In linea generale, una pergotenda può rientrare nell’edilizia libera quando è effettivamente leggera, amovibile, priva di tamponature stabili e destinata a una funzione accessoria di protezione dal sole o dagli agenti atmosferici.

La situazione cambia quando la struttura viene chiusa lateralmente con teli in PVC, vetrate, infissi, tamponature o sistemi che trasformano uno spazio aperto in un ambiente stabilmente delimitato e utilizzabile. In questi casi, l’intervento può assumere una rilevanza edilizia diversa, soprattutto se comporta un incremento di superficie, volume o carico urbanistico.

Per questo motivo, elementi apparentemente secondari come chiusure laterali, timpani, vetrate impacchettabili, teli retrattili o pannelli trasparenti possono diventare decisivi nella valutazione del titolo edilizio necessario.

La CILA può sanare un abuso edilizio?

Questo è uno dei punti più rilevanti per chi cerca informazioni su CILA e regolarizzazione edilizia. La comunicazione di inizio lavori asseverata non può essere utilizzata come strumento ordinario per legittimare opere già realizzate in assenza di titolo o in difformità da un titolo precedente.

Se esiste un abuso, occorre verificare se sia possibile procedere con una pratica edilizia in sanatoria, secondo le condizioni previste dalla normativa. La CILA può avere un ruolo solo se l’intervento rientra effettivamente nel suo ambito applicativo e se non viene utilizzata per coprire opere che richiedono un titolo diverso.

Nel caso esaminato dal TAR Lazio, la comunicazione era stata presentata per rimuovere solo parte delle opere contestate. Secondo il giudice, anche l’eventuale annullamento dell’atto comunale non avrebbe comunque legittimato il manufatto, perché Roma Capitale avrebbe conservato integri i propri poteri di accertamento e repressione.

Cosa cambia per tecnici, progettisti e proprietari

La sentenza conferma la necessità di una valutazione preventiva molto attenta prima di presentare una CILA.

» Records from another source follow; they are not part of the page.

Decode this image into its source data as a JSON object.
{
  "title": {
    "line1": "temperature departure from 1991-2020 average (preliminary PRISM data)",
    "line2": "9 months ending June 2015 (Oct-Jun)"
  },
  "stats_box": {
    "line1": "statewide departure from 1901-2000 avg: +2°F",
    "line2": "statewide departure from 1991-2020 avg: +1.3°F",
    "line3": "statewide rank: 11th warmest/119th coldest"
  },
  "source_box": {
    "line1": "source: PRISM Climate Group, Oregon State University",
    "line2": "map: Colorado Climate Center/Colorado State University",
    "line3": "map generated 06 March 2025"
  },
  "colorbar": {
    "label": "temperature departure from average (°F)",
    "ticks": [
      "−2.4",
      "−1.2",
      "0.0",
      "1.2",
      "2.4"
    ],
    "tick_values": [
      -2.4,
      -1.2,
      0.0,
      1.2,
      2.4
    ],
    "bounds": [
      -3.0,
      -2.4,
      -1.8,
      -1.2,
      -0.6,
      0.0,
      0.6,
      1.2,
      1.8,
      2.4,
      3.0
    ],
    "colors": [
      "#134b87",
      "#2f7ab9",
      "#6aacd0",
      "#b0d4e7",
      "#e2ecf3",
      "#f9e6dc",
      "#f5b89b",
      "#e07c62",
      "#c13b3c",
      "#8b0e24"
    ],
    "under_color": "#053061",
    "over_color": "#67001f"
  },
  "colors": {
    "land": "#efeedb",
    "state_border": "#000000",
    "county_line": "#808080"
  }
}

Il tecnico asseverante deve verificare lo stato legittimo dell’immobile, la natura dell’intervento, la presenza di eventuali precedenti abusi, la coerenza con gli elaborati progettuali depositati e il corretto regime edilizio applicabile.

Per i proprietari, invece, il messaggio è chiaro: presentare una CILA non mette al riparo da controlli successivi. Se l’intervento non rientra tra quelli ammessi con comunicazione asseverata, il Comune può contestare la pratica e procedere con gli strumenti previsti dalla normativa edilizia.

Per le amministrazioni comunali, la decisione indica una linea altrettanto precisa: il controllo è possibile, ma deve essere esercitato con un’istruttoria adeguata, una motivazione puntuale e una corretta qualificazione giuridica delle opere.

CILA e controllo comunale

Il principio che emerge dalla sentenza è netto: la CILA semplifica il procedimento edilizio, ma non elimina il potere di vigilanza del Comune.

L’amministrazione può verificare se l’intervento comunicato sia effettivamente compatibile con la CILA. Se non lo è, può dichiarare la comunicazione inefficace. Tuttavia, se ritiene che vi siano abusi edilizi, deve poi procedere con gli strumenti propri della repressione edilizia, qualificando le opere e adottando eventuali provvedimenti sanzionatori o ripristinatori.